Четвертое сокровище - страница 11

стр.


>Бумага, особенно бумага высокого качества, в свое время высоко ценилась в Японии. Она изготавливалась вручную, и только те, кто достиг высот в этом ремесле, был способен сделать бумагу высшего качества. Поскольку при изготовлении бумаги использовался особый клей, портившийся в теплую погоду, бумага изготавливалась только с ноября по март.

>В наше время бумага уже практически не делается по старым технологиям, хотя производимая сейчас и отличается более ровной поверхностью, удобной для работы. Так же, как и с другими «сокровищами» каллиграфии, пользуйтесь лишь бумагой высшего качества. Дешевая тряпичная бумага отлично подходит для учебных занятий: пользуйтесь грубой стороной, она затрудняет контроль над движением кисти. Если вы пользуетесь васи — японской бумагой высшего качества, вам легче будет контролировать кисть и каллиграф сможет работать быстрее (хотя в этом случае намного легче ошибиться).

>Дневник наставника, Школа японской каллиграфии Дзэндзэн.


В своей мастерской тридцатый сэнсэй школы Дайдзэн внимательно изучал кончик любимой кисти. Он начал трепаться — совсем чуть-чуть, так что это не отражалось на каллиграфии, но кисть могла выдержать лишь еще одно каллиграфическое состязание Дайдзэн-Курокава. Впрочем, как и он сам.

Уход с поста главы школы освободил бы его от недовольства, глодавшего сердце все время после того, как он возглавил Дайдзэн.

Его желание совершенствоваться в каллиграфии не умерло, как, впрочем, и стремление побеждать в состязаниях, но яркое внутреннее пламя поугасло. Сильнее всего тяга к величию была больше двадцати лет назад, когда в школе Дайдзэн еще был его предшественник Симано. Стремление превзойти Симано и стать сэнсэем Дайдзэн двигали им сильнее, чем желание победить любого из великих противников, с которыми его сталкивали состязания.

Поначалу Арагаки был рад, что Симано покинул школу — пусть даже и взял с собой Тушечницу Дайдзэн. Арагаки очень сомневался, что Симано вообще способен выиграть хоть одно соревнование Дайдзэн-Курокава. В стиле его предшественника, несмотря на эффектность, не чувствовалось основательности. Если изучить повнимательнее работы Симано (как это бесконечно делал сам Арагаки), все слабые стороны его творений, спрятанные за стремительными движениями кисти, стали бы очевидны. Явными становились не только отсутствие гармонии и огрехи техники, но и человеческие недостатки, будто каждая черта демонстрировала изъяны его личности. Арагаки никогда не понимал, почему большинство наставников школы, и особенно — ее глава, отдавали предпочтение работам Симано.

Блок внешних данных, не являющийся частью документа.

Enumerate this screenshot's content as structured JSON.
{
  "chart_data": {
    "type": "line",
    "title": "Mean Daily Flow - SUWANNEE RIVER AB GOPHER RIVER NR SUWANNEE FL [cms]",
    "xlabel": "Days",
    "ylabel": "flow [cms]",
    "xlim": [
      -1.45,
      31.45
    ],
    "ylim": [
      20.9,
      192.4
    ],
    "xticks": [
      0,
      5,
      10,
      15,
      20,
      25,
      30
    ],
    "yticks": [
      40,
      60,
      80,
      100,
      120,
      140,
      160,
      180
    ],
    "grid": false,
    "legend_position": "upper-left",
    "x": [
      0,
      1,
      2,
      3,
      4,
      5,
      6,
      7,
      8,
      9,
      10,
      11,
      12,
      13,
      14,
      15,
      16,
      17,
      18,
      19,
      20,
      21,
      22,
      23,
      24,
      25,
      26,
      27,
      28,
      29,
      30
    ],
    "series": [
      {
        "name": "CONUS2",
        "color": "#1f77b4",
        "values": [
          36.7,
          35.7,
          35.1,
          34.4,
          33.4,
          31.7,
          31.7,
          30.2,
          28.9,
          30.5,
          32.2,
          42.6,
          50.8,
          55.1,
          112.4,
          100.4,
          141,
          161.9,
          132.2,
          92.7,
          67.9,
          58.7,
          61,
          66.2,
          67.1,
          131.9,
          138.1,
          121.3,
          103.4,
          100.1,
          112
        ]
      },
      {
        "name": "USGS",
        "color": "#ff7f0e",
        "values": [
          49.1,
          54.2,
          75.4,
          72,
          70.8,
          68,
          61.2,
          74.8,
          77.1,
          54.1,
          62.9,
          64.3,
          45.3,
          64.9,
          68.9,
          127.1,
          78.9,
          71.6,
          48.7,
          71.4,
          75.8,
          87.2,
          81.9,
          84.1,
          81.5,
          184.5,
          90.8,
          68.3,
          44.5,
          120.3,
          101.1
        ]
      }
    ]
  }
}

Легкий ветерок, проникший через открытое окно, зашелестел рисовой бумагой, разложенной на столе для занятий. Этого оказалось достаточно, чтобы отвлечь его: сэнсэй убрал кисти и вышел из мастерской. Его дом стоял на узкой улочке в киотосском районе Арасияма, и теперь Арагаки направился по своему любимому прогулочному маршруту: мимо храма Тенрюдзи, через бамбуковую рощу около усадьбы Окоти-Сансо. Район Арасияма был известен своими бамбуковыми рощами, но эта была лучше всех. Тишина и прохлада, глубокие тени всегда оживляли его дух. Если бы только роща могла очистить его от растущей, чуть ли не маниакальной одержимости Тушечницей Дайдзэн и сэнсэем Симано.

Беркли

Тина Судзуки вышла из метро в центре Беркли, на Шэттак-авеню. Дожидаясь зеленого на переходе, она взглянула на часы: оставалось полчаса, точнее — тридцать две минуты, до начала занятий. Можно выпить кофе, прикинула она. Чтобы не опоздать на первое аспирантское занятие, она села на ричмондский поезд в 10:13 из Сан-Франциско, решив не рисковать на следующем в 10:33 — опоздания были частым явлением на этих участках железных дорог, уже обветшавших от времени.

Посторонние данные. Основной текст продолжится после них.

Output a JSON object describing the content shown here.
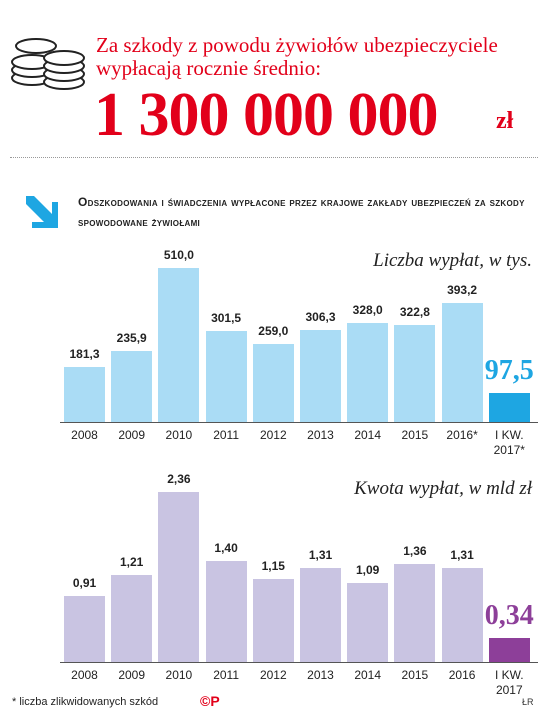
{
  "header": {
    "lead": "Za szkody z powodu żywiołów ubezpieczyciele wypłacają rocznie średnio:",
    "amount": "1 300 000 000",
    "unit": "zł",
    "subtitle": "Odszkodowania i świadczenia wypłacone przez krajowe zakłady ubezpieczeń za szkody spowodowane żywiołami"
  },
  "chart_data": [
    {
      "type": "bar",
      "title": "Liczba wypłat, w tys.",
      "categories": [
        "2008",
        "2009",
        "2010",
        "2011",
        "2012",
        "2013",
        "2014",
        "2015",
        "2016*",
        "I KW. 2017*"
      ],
      "values": [
        181.3,
        235.9,
        510.0,
        301.5,
        259.0,
        306.3,
        328.0,
        322.8,
        393.2,
        97.5
      ],
      "value_labels": [
        "181,3",
        "235,9",
        "510,0",
        "301,5",
        "259,0",
        "306,3",
        "328,0",
        "322,8",
        "393,2",
        "97,5"
      ],
      "color": "#aadcf5",
      "highlight_color": "#1ea6e2"
    },
    {
      "type": "bar",
      "title": "Kwota wypłat, w mld zł",
      "categories": [
        "2008",
        "2009",
        "2010",
        "2011",
        "2012",
        "2013",
        "2014",
        "2015",
        "2016",
        "I KW. 2017"
      ],
      "values": [
        0.91,
        1.21,
        2.36,
        1.4,
        1.15,
        1.31,
        1.09,
        1.36,
        1.31,
        0.34
      ],
      "value_labels": [
        "0,91",
        "1,21",
        "2,36",
        "1,40",
        "1,15",
        "1,31",
        "1,09",
        "1,36",
        "1,31",
        "0,34"
      ],
      "color": "#c9c4e2",
      "highlight_color": "#8d3f99"
    }
  ],
  "footer": {
    "note": "* liczba zlikwidowanych szkód",
    "logo": "©P",
    "credit": "ŁR"
  }
}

Когда зажегся зеленый, она двинулась через дорогу вместе со всей толпой, в основном — студентами: их выдавали рюкзаки. Многие — азиаты; практически каждый второй студент в калифорнийском технологическом, как она слышала, был китайцем. Многие — из Чайнатауна Сан-Франциско, который находился всего в трех кварталах от того места, где выросла она.